As with stocks, Bitcoin dealers would be subject to different rules that wouldn’t allow for capital gains treatment.

Bitcoin miners would have to report their earnings as taxable income with a value equal to the worth on the day it was mined. If they mine as part of a business, they would have to pay payroll taxes as well.

And here is WSJ's Q&A:

How is virtual currency treated for federal tax purposes? 

Bitcoin and other virtual currencies are treated as property, not as a currency. Therefore, an investor who buys bitcoin would typically have a capital gain or loss when it’s sold but wouldn’t have foreign-currency gains and losses.

If a taxpayer receives a payment in virtual currency, is it considered income?

Yes, the fair-market value of the currency (in U.S. dollars) on the date the payment was received is considered to be income. For more information on exchange rates, see the notice.

Does a person who makes a payment using bitcoin have a gain or loss on the transaction?

Yes, typically. For example, say a person buys $5,000 of bitcoin, which then doubles in value. If she then uses the bitcoin to pay a $10,000 tuition bill, she could have a $5,000 taxable capital gain on the transaction.

This clarification means that people who use bitcoin in small amounts, such as to buy a meal, could face onerous record-keeping issues.

Is a person who “mines” a virtual currency considered to have received income?  

Yes, and if the taxpayer engages in mining as a trade or business, self-employment tax is often due.

Does virtual currency that’s paid by an employer in return for services meet the definition of wages for payroll-tax purposes?

Yes, and it’s also subject to income-tax withholding.

Must payments made in bitcoin be reported to the IRS? 

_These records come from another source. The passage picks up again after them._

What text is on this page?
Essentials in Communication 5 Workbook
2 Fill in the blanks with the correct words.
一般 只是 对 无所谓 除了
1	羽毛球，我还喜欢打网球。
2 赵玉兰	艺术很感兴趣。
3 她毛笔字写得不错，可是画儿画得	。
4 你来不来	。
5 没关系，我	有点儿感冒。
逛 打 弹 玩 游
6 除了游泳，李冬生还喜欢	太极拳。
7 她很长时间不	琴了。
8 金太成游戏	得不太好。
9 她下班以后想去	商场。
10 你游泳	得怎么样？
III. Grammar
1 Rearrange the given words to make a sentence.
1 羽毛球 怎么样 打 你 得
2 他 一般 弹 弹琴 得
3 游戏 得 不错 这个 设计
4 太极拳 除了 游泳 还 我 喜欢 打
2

Yes, if they meet the requirements for information reporting on payments made in property. Typically, the threshold is payments of $600 or more.

Will taxpayers be penalized for having treated bitcoin transactions in a different manner before today’s notice?

They could be, especially if they underpayed tax or didn’t report income, or both. But the IRS noted that penalty relief “may be available” to persons who were required to file information reports but didn’t, if there’s a reasonable cause for the nonfiling.